The restraint was applicable for one year from the date of termination employment.
The geographic scope of the restraint was
any area which falls within a 10 (ten) kilometre radius measured from any location at which you rendered services at during the prescribed period.
De Bruyn and Anthony tendered their resignations to Trendy and began working for You're Worthy (Worthy), a competitor of Trendy. A letter of demand was sent to both of them which alleged that they were in breach of the restraint by being employed by Worthy and that an interdict would be sought against them if they remained in the employment of Worthy.
Worthy responded to the letter stating that De Bruyn and Anthony had not yet signed any contracts, however, confirmed that Anthony would be working at Worthy from October 2020. De Bruyn and Anthony also indicated that they viewed the restraint as unfair and unreasonable and indicated their intention to oppose any attempt to enforce it. Trendy then made a further demand to De Bruyn and Anthony to abide by the restraint and followed up on two occasions with their attorneys. Trendy received no response.
Trendy approached the LC on an urgent basis to enforce the restraint of trade against De Bruyn and Anthony.
LC's evaluation
The only factual dispute in determining whether the restraint was breached was whether Worthy's premises fell within the geographical scope of the restraint. Worthy's premises is 9.91km from Trendy's premises, measured along a straight line from Trendy's premises to Worthy's premises (i.e. 'as the crow flies'). Trendy supported this contention by providing a Google maps measurement which indicated the distance on a straight line between the premises. Worthy argued that the distance between the premises was actually 13.1km. Worthy provided no evidence for this contention which was apparently based on the distance by road between the premises.

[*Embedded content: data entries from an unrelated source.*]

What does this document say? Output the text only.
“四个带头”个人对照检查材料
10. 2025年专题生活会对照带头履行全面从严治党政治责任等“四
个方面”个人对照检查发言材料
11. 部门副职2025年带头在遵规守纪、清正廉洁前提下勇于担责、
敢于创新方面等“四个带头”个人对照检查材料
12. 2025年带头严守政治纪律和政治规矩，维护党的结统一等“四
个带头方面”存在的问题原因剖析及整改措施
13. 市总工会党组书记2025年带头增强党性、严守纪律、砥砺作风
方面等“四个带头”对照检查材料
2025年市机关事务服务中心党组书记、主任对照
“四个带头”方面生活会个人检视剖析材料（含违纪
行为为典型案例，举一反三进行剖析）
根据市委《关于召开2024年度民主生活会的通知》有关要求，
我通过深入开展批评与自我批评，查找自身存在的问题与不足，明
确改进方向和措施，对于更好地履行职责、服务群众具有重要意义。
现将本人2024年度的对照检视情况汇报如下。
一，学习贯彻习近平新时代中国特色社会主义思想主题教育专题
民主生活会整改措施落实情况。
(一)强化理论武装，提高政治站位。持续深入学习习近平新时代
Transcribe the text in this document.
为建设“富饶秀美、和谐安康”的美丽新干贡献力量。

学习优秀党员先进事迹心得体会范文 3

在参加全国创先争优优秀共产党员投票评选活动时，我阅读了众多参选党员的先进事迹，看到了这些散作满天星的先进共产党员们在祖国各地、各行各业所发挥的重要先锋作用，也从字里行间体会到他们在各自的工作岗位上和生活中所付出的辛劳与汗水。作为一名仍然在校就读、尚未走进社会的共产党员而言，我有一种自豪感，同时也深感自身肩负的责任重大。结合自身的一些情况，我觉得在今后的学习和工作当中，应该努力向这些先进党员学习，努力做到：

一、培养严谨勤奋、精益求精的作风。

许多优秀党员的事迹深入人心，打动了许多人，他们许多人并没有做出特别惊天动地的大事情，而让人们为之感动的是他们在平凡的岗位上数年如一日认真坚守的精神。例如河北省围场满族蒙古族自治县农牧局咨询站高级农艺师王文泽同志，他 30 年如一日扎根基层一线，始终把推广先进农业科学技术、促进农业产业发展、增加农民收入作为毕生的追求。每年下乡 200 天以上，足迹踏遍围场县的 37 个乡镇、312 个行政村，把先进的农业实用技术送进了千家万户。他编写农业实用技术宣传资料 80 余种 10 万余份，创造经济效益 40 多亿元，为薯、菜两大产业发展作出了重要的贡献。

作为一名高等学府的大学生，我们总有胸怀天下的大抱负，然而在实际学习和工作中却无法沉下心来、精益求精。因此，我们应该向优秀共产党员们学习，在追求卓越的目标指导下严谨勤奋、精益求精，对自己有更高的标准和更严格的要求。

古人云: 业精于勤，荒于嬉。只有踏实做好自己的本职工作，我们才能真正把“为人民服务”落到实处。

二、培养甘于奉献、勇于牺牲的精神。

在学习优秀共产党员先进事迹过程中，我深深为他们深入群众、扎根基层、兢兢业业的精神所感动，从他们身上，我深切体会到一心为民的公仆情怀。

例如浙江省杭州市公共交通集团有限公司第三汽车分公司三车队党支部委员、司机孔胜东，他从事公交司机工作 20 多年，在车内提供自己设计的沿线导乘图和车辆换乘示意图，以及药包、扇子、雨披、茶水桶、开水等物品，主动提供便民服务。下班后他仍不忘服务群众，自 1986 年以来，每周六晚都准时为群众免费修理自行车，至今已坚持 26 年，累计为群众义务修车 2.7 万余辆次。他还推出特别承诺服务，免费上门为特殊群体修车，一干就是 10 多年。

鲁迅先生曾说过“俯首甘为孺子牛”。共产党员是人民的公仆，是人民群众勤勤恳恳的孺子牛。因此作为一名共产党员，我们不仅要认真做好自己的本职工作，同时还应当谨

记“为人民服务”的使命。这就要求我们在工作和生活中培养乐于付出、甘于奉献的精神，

This contention was not included in Worthy's answering affidavit and no indication was made as to which route between the premises was used.
The LC considered the ordinary meaning of "radius" which is "a circular area of which the extent is measured by the length of the radius of the circle which bounds it". The LC found that the distance between the premises by road would be more than 9.91km, unless there was a road which followed a direct line between the premises. There was no evidence that the shortest route was more than 10km.
The LC considered case law in which it was held that the actual distance that had to be travelled was the correct method to measure the distance. The LC distinguished this matter from the case law considered and held that the most practical approach in determining the geographical scope of a restraint when "radius" is used is to use the ordinary meaning of an area defined by a radius from a specific point. The LC held further that this was the intention of the parties when the term "radius" was used.
De Bruyn and Anthony also argued that the geographical scope was vague because of the reference to "any location at which you rendered services during the prescribed period". They argued that the training sessions that were provided at different locations was part of the services rendered. The LC held that it was clear that the services intended to be protected were the services rendered to clients, therefore the training was not considered part of the services rendered and there was no evidence that they worked at any other premises.
De Bruyn and Anthony further argued that the restraint was unreasonable. However, the LC dismissed this argument because there was no evidence provided and without evidence a court cannot mero motu assess whether the restraint strikes the appropriate balance between an employer's right to enforce a restraint and the employee's freedom to choose their occupation.
The LC held that De Bruyn and Anthony were in breach of their restraint of trade agreements because Worthy's premises fell within the 10km radius and the interdict was granted.
Importance of the case
When a restraint of trade agreement uses "radius" as a measurement for the geographical scope of the restraint, the ordinary meaning of "radius" must be applied as opposed to the actual distance which would be travelled by road. The ordinary meaning of "radius" requires the geographical scope to be determined by the distance between the premises in a straight line.